La sortie médiatique d’Ivica Vastic sur Riyad Mahrez ne doit rien au hasard. Derrière la virulence de ses propos, le contexte sportif donne une autre lecture à cette critique qui a rapidement fait réagir en Algérie. Ancien international autrichien, Vastic s’est permis ce jugement sévère à un moment bien précis : l’Algérie et l’Autriche sont appelées à s’affronter lors de la Coupe du monde 2026. Un détail loin d’être anodin.
En déclarant « regardez ses déplacements, il joue comme un joueur retraité depuis 7 ans », Vastic n’a pas seulement analysé le rendement actuel du capitaine des Verts. Il a aussi, volontairement ou non, lancé une première bataille psychologique avant ce futur rendez-vous mondial. Dans le football moderne, ce type de sortie est souvent utilisé pour fragiliser une star adverse, installer le doute et détourner l’attention bien avant le coup d’envoi officiel.
Riyad Mahrez, de son côté, reste l’un des symboles les plus forts du football algérien de ces dix dernières années. Ballon d’Or africain, leader du sacre continental de 2019, il demeure une référence respectée sur le continent et au-delà. Mais à 34 ans, son jeu a naturellement évolué. Moins explosif qu’à ses débuts, Mahrez mise davantage sur l’intelligence de placement, la qualité de passe et la gestion des temps forts. Une évolution que Vastic semble interpréter comme un déclin pur et simple.
Cette critique intervient aussi dans un moment délicat pour la sélection algérienne. Après une CAN 2025 mitigée sur le plan collectif, les débats autour du rendement des cadres se sont multipliés. Mahrez, en tant que capitaine, cristallise logiquement les attentes et les reproches. Certains observateurs estiment qu’il n’a plus la capacité de porter l’équipe sur ses épaules, tandis que d’autres rappellent son importance tactique et mentale dans un groupe en transition.

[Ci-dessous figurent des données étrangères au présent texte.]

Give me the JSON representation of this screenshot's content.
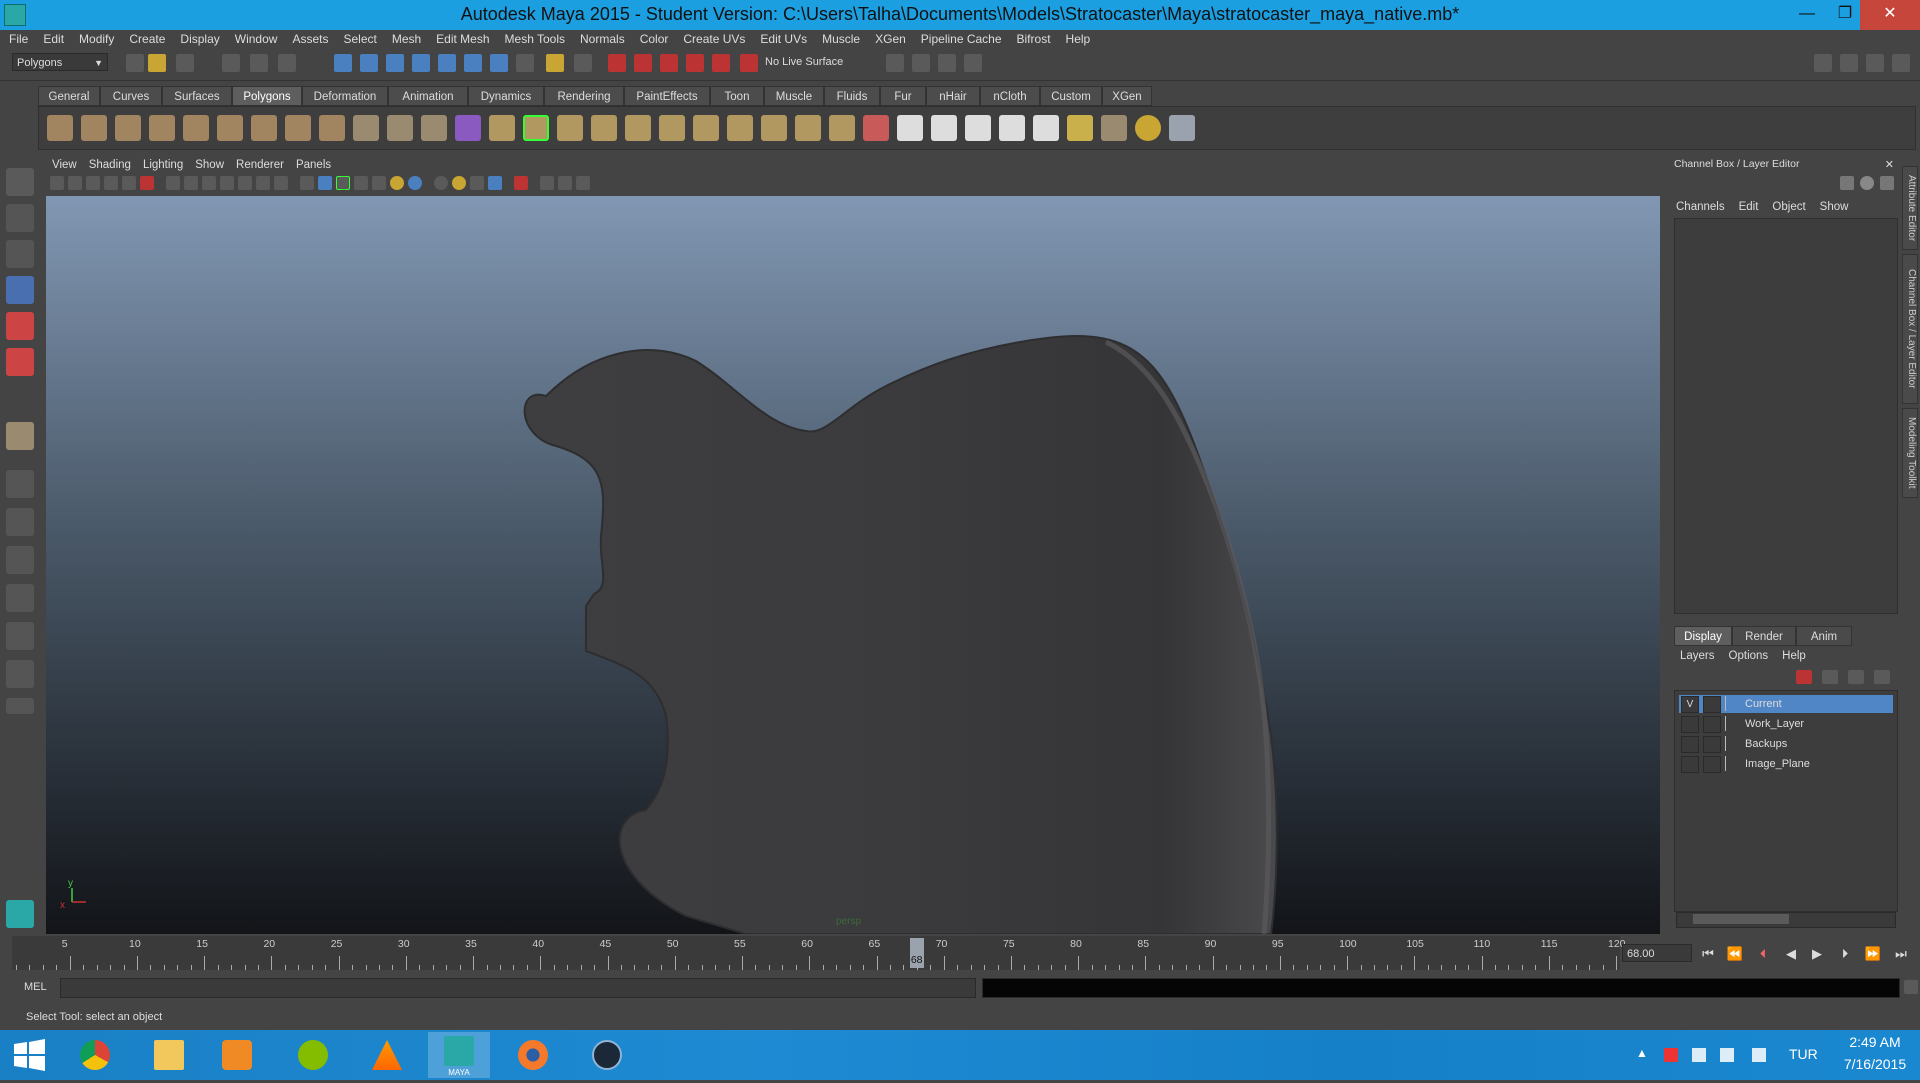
{
  "window": {
    "title": "Autodesk Maya 2015 - Student Version: C:\\Users\\Talha\\Documents\\Models\\Stratocaster\\Maya\\stratocaster_maya_native.mb*",
    "minimize": "—",
    "maximize": "❐",
    "close": "✕"
  },
  "menubar": [
    "File",
    "Edit",
    "Modify",
    "Create",
    "Display",
    "Window",
    "Assets",
    "Select",
    "Mesh",
    "Edit Mesh",
    "Mesh Tools",
    "Normals",
    "Color",
    "Create UVs",
    "Edit UVs",
    "Muscle",
    "XGen",
    "Pipeline Cache",
    "Bifrost",
    "Help"
  ],
  "statusline": {
    "mode": "Polygons",
    "live_surface": "No Live Surface"
  },
  "shelf_tabs": [
    "General",
    "Curves",
    "Surfaces",
    "Polygons",
    "Deformation",
    "Animation",
    "Dynamics",
    "Rendering",
    "PaintEffects",
    "Toon",
    "Muscle",
    "Fluids",
    "Fur",
    "nHair",
    "nCloth",
    "Custom",
    "XGen"
  ],
  "active_shelf_tab": "Polygons",
  "viewport": {
    "menu": [
      "View",
      "Shading",
      "Lighting",
      "Show",
      "Renderer",
      "Panels"
    ],
    "camera_label": "persp",
    "axis_x": "x",
    "axis_y": "y"
  },
  "channel_box": {
    "title": "Channel Box / Layer Editor",
    "menu": [
      "Channels",
      "Edit",
      "Object",
      "Show"
    ]
  },
  "layer_editor": {
    "tabs": [
      "Display",
      "Render",
      "Anim"
    ],
    "active_tab": "Display",
    "menu": [
      "Layers",
      "Options",
      "Help"
    ],
    "layers": [
      {
        "name": "Current",
        "visible": "V",
        "selected": true
      },
      {
        "name": "Work_Layer",
        "visible": "",
        "selected": false
      },
      {
        "name": "Backups",
        "visible": "",
        "selected": false
      },
      {
        "name": "Image_Plane",
        "visible": "",
        "selected": false
      }
    ]
  },
  "side_tabs": [
    "Attribute Editor",
    "Channel Box / Layer Editor",
    "Modeling Toolkit"
  ],
  "timeline": {
    "start": 1,
    "end": 120,
    "labels": [
      "5",
      "10",
      "15",
      "20",
      "25",
      "30",
      "35",
      "40",
      "45",
      "50",
      "55",
      "60",
      "65",
      "70",
      "75",
      "80",
      "85",
      "90",
      "95",
      "100",
      "105",
      "110",
      "115",
      "120"
    ],
    "current_frame": "68",
    "current_frame_field": "68.00"
  },
  "command_line": {
    "label": "MEL"
  },
  "help_line": {
    "text": "Select Tool: select an object"
  },
  "taskbar": {
    "apps": [
      "chrome-icon",
      "file-explorer-icon",
      "media-player-icon",
      "spotify-icon",
      "vlc-icon",
      "maya-icon",
      "blender-icon",
      "steam-icon"
    ],
    "active_app": "maya-icon",
    "maya_label": "MAYA",
    "language": "TUR",
    "time": "2:49 AM",
    "date": "7/16/2015"
  },
  "colors": {
    "titlebar": "#1b9fe0",
    "ui_bg": "#444444",
    "layer_selected": "#5186c6",
    "viewport_top": "#8197b3",
    "viewport_bottom": "#121418",
    "taskbar": "#1d8ad3"
  }
}
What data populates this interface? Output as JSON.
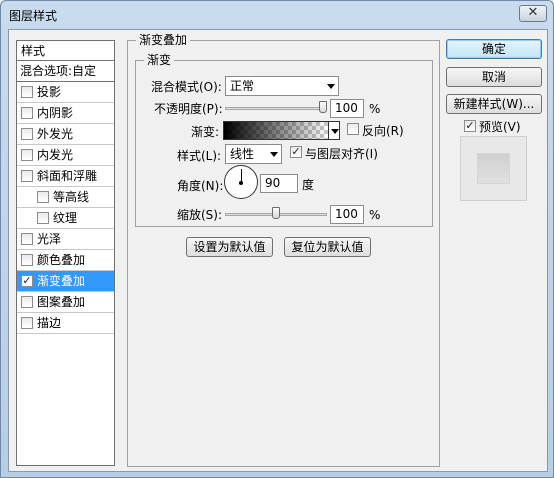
{
  "window": {
    "title": "图层样式",
    "close_glyph": "✕"
  },
  "styles": {
    "header": "样式",
    "blend_options": "混合选项:自定",
    "items": [
      {
        "label": "投影",
        "checked": false
      },
      {
        "label": "内阴影",
        "checked": false
      },
      {
        "label": "外发光",
        "checked": false
      },
      {
        "label": "内发光",
        "checked": false
      },
      {
        "label": "斜面和浮雕",
        "checked": false
      },
      {
        "label": "等高线",
        "checked": false,
        "sub": true
      },
      {
        "label": "纹理",
        "checked": false,
        "sub": true
      },
      {
        "label": "光泽",
        "checked": false
      },
      {
        "label": "颜色叠加",
        "checked": false
      },
      {
        "label": "渐变叠加",
        "checked": true,
        "selected": true
      },
      {
        "label": "图案叠加",
        "checked": false
      },
      {
        "label": "描边",
        "checked": false
      }
    ]
  },
  "gradient_overlay": {
    "group_title": "渐变叠加",
    "sub_title": "渐变",
    "blend_mode_label": "混合模式(O):",
    "blend_mode_value": "正常",
    "opacity_label": "不透明度(P):",
    "opacity_value": "100",
    "opacity_fraction": 1.0,
    "percent": "%",
    "gradient_label": "渐变:",
    "reverse_label": "反向(R)",
    "reverse_checked": false,
    "style_label": "样式(L):",
    "style_value": "线性",
    "align_label": "与图层对齐(I)",
    "align_checked": true,
    "angle_label": "角度(N):",
    "angle_value": "90",
    "angle_unit": "度",
    "scale_label": "缩放(S):",
    "scale_value": "100",
    "scale_fraction": 0.5,
    "set_default": "设置为默认值",
    "reset_default": "复位为默认值"
  },
  "actions": {
    "ok": "确定",
    "cancel": "取消",
    "new_style": "新建样式(W)...",
    "preview_label": "预览(V)",
    "preview_checked": true
  }
}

Le fait que l’Autriche croise la route de l’Algérie au Mondial 2026 donne une dimension supplémentaire à la sortie de Vastic. En critiquant la star algérienne, l’ancien international autrichien envoie aussi un message à son propre camp, mettant en avant une supposée faiblesse chez l’adversaire. Une manière subtile de nourrir la confiance avant un choc qui s’annonce intense et stratégique.
Du côté algérien, cette déclaration pourrait au contraire servir de source de motivation. Mahrez a toujours répondu sur le terrain aux doutes et aux critiques. Moins spectaculaire peut-être, mais souvent décisif dans les moments clés. Vladimir Petkovic, conscient de ces enjeux, devra trouver le juste équilibre entre expérience et renouvellement, tout en protégeant ses leaders des attaques extérieures.